In [None]:
from IPython.core.interactiveshell import InteractiveShell
InteractiveShell.ast_node_interactivity = 'all'

%load_ext autoreload
%autoreload 2

# Creating CCT json database for Sul Ross

Need to install ExifTool: 
- Follow instruction at https://www.sno.phy.queensu.ca/~phil/exiftool/install.html#Unix (wget download the tar on the [home page](https://www.sno.phy.queensu.ca/~phil/exiftool/Image-ExifTool-11.44.tar.gz), test and install)
- Install its Python wrapper (git clone the repo following instructions on https://smarnach.github.io/pyexiftool/ and inside the directory do `python setup.py install`)

In [None]:
import os
from datetime import datetime
import json
from collections import defaultdict

from tqdm import tqdm

import exiftool
import path_utils  # ai4eutils

## List image IDs
Get the list of image_id in folders `Summer2018` and `Presidio001`

In [None]:
data_dir = '/home/beaver/cameratraps/mnt/sulross'  # container mount point
image_dirs = os.listdir(data_dir)
image_dirs

In [None]:
image_paths = []
for image_dir in image_dirs:
    image_dir = os.path.join(data_dir, image_dir)
    if os.path.isdir(image_dir):
        print(image_dir)
        for image_path in tqdm(path_utils.recursive_file_list(image_dir, bConvertSlashes=False)):
            if path_utils.is_image_file(image_path):
                image_paths.append(os.path.join(image_dir, image_path))
            
image_paths = sorted(image_paths)
len(image_paths)
image_paths[:3]

In [None]:
# exclude the test folders - these are subsets of the other two folders Presidio001 and Summer2018

image_ids = []
for i in image_paths:
    image_id = i.split('/home/beaver/cameratraps/mnt/sulross/')[1]
    if not image_id.startswith('test'):
        image_ids.append(image_id)
len(image_ids)
image_ids[:3]

In [None]:
len(image_ids)

In [None]:
with open('/home/beaver/cameratraps/data/sulross/20190522_image_ids.json', 'w') as f:
    json.dump(image_ids, f, indent=1)

In [None]:
meta = {}

for i in range (0, 100):
    meta[i] = '1'

In [None]:
len(meta)

## Extract labels from EXIF data

Used `sulross_get_exif.py` to save the field with the species information from the images.
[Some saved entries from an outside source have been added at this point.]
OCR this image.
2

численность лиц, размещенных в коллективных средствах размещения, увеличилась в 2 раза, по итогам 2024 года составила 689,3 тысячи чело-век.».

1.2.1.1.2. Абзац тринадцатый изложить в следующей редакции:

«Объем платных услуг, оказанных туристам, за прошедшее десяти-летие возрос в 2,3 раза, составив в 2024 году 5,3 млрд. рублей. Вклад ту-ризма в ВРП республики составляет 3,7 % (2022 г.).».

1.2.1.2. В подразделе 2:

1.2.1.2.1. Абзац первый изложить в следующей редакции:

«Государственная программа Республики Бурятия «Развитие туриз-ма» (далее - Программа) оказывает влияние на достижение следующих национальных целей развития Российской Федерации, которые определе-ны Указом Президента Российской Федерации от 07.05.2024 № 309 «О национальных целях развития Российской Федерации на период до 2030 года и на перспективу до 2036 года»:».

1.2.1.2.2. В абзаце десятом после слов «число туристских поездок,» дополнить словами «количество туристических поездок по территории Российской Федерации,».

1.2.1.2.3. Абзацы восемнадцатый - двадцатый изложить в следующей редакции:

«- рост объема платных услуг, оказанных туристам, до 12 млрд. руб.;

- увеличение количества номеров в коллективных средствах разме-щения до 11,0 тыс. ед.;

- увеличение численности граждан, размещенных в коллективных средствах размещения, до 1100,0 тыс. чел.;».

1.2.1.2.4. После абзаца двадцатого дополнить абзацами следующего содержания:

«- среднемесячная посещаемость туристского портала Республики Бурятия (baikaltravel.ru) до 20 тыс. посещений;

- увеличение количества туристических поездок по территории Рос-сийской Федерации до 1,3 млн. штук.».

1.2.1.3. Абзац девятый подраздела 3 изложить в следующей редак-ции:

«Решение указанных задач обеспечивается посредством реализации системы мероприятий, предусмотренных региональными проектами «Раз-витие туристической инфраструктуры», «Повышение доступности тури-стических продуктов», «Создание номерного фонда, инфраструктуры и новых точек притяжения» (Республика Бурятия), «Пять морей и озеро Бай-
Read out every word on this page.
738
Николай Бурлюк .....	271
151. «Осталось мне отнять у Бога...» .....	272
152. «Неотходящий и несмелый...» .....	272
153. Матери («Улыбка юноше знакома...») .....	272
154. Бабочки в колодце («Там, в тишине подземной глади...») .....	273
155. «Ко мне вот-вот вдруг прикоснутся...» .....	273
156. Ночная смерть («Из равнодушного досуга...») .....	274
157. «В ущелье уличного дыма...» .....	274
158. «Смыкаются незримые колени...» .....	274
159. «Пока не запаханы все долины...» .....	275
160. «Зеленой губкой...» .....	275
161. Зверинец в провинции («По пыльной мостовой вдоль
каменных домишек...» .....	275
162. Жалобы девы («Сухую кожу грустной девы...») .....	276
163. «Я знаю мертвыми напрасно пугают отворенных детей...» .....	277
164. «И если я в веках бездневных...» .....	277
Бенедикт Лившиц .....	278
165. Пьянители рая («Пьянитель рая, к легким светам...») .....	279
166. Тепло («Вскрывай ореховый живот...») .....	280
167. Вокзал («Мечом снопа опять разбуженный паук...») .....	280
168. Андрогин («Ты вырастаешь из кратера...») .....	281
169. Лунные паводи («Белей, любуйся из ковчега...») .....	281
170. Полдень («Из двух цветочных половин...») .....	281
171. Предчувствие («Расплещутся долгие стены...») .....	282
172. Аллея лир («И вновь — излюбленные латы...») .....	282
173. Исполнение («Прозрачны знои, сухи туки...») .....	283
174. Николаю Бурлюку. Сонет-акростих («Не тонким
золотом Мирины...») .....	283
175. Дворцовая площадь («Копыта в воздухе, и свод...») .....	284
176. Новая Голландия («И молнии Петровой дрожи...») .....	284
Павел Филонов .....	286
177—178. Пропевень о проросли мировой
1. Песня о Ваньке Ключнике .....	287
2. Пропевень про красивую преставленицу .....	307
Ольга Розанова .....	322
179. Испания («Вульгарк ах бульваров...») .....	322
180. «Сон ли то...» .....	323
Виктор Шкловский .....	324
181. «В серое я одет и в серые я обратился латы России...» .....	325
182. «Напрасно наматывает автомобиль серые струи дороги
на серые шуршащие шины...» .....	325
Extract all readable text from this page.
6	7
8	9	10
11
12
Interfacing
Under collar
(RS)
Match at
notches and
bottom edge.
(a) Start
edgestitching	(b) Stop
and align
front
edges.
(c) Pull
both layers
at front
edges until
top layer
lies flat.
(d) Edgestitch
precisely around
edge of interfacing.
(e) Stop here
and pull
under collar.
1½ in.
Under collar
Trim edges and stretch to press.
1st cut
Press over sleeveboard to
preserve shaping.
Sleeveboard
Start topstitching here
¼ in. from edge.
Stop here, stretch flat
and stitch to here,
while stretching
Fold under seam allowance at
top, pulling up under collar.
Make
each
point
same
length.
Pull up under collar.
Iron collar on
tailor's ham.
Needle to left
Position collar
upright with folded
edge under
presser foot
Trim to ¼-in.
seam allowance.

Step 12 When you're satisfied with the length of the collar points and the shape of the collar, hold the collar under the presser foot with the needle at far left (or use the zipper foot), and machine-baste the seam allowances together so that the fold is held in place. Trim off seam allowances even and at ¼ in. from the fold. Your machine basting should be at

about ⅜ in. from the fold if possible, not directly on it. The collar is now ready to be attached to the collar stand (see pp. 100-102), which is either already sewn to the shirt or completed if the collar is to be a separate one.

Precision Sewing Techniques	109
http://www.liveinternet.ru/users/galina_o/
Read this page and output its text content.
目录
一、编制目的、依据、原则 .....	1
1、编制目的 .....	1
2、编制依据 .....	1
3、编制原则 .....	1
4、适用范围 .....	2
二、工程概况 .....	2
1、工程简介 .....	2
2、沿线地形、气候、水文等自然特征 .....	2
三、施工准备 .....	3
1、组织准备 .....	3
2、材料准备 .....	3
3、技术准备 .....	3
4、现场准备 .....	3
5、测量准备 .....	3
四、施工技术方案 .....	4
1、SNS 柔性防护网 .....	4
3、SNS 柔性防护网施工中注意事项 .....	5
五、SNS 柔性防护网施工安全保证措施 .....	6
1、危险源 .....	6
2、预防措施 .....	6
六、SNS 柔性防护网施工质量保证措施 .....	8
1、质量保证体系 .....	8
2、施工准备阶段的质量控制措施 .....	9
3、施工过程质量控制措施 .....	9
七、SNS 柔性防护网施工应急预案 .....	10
This is saved in `20190522_metadata.json`.

In [None]:
image_id_to_metadata = json.load(open('/Users/siyuyang/Source/temp_data/CameraTrap/engagements/SulRoss/20190522/20190522_metadata.json'))

In [None]:
len(image_id_to_metadata)

In [None]:
image_id_to_species = {}
no_species = []
for image_id, metadata in image_id_to_metadata.items():
    species_present = False
    for m in metadata:
        parts = m.split('|')
        if not species_present and len(parts) == 2 and parts[0] == 'Species':
            s = parts[1]
            if s == 'None':
                s = ''
            image_id_to_species[image_id] = s
            species_present = True
    if not species_present:
        no_species.append((image_id, metadata))
        image_id_to_species[image_id] = ''
len(image_id_to_species)

In [None]:
len(no_species)  # number of images without EXIF field that says "Species|" - assume empty...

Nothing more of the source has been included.